2. Most published conservation studies aren’t widely accessible
Researchers from not-so-rich-institutions (often in areas important for conservation) suffer under the hegemony of the publishing industry. 88% of research based in countries of high biodiversity importance are not open access, making the sharing and application of knowledge out-of-reach to many, including the public and researchers working in underfunded institutions. The open access model may offer a solution on the supply side; however, open access publication fees may be out of reach to some researchers working in key conservation areas. Connecting the public to research findings is vital for meaningful, on-the-ground change, but these findings are less frequently communicated across social media and other publicly accessible channels of information.

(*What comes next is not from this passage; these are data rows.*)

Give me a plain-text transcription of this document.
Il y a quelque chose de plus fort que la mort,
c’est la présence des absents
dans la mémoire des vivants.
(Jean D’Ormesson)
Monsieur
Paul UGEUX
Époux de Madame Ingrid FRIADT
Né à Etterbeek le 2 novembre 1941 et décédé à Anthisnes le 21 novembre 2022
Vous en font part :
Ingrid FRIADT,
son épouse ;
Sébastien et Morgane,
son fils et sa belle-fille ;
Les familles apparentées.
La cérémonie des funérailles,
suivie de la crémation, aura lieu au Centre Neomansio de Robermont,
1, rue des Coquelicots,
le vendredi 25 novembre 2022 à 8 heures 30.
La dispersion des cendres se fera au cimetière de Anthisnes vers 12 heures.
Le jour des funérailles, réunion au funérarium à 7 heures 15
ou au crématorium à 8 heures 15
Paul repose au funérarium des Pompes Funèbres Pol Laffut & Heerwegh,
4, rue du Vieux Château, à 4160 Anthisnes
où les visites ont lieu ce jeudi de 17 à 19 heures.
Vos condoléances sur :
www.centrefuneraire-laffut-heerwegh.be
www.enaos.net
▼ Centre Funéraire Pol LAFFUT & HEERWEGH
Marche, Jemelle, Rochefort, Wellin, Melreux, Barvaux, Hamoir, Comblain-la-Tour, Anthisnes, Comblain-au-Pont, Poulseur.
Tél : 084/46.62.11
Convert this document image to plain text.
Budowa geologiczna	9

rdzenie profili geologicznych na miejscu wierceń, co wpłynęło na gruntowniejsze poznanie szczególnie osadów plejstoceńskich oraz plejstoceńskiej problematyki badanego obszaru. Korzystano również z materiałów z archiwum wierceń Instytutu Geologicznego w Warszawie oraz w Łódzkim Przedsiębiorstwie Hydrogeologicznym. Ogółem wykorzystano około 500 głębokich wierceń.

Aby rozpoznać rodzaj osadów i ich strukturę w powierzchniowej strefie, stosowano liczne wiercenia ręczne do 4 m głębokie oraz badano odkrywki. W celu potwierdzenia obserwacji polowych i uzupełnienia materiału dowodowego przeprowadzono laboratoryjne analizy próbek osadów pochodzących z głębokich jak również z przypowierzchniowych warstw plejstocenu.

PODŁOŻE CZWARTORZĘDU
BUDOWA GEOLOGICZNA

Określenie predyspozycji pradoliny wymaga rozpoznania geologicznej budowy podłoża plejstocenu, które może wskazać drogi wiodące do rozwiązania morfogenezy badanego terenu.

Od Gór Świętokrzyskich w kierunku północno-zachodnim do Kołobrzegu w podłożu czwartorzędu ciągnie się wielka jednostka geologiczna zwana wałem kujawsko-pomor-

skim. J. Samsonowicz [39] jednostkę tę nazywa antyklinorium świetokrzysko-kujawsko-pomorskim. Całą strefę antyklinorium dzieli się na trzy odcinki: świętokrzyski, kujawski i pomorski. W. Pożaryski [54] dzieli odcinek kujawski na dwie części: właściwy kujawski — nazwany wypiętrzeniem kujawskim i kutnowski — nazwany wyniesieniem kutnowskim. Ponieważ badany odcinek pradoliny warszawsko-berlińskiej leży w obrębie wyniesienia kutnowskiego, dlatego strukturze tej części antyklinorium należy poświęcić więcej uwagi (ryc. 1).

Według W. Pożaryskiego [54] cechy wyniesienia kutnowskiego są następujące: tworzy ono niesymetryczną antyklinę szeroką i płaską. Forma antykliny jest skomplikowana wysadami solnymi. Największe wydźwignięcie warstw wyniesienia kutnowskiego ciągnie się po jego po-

3. Exclusive practices across conservation fora have stymied knowledge exchange
Research conducted in biologically diverse countries is rarely led by in-country nationals. Conducting fieldwork outside one’s native land can be politically, socially, and logistically fraught, so why aren’t we seeing more partnerships between US and UK researchers and institutions in biodiverse countries? Target 19 strives for the application of new knowledge, but conservation communities have been slow to engage experts from outside the centers of major funding via working groups, conferences, symposia, etc. The exclusion of researchers hailing from conservation-important areas from research collaborations and leadership in international fora points to an apparent cultural clumsiness on the part of the scientific community, as well as the need to adopt practices that better facilitate the exchange knowledge and engage the particular expertises of conservation scientists living in some of the world’s most diverse places.
The authors conclude that these three sources of bias in conservation science have the potential to significantly inhibit progress toward meeting Target 19 and require an intentional and diverse set of reforms. Some of these solutions include increasing support for – and investment in – open access publishing, conscious and proactive inclusion of stakeholders from key biodiversity areas in conservation research and international networks, as well as refocusing our attention and resources toward areas of great biological diversity and great knowledge gaps. Taking some mindful steps toward making knowledge production more broadly accessible and inclusive are major imperatives for improving conservation outcomes via Target 19 of the Convention on Biological Diversity.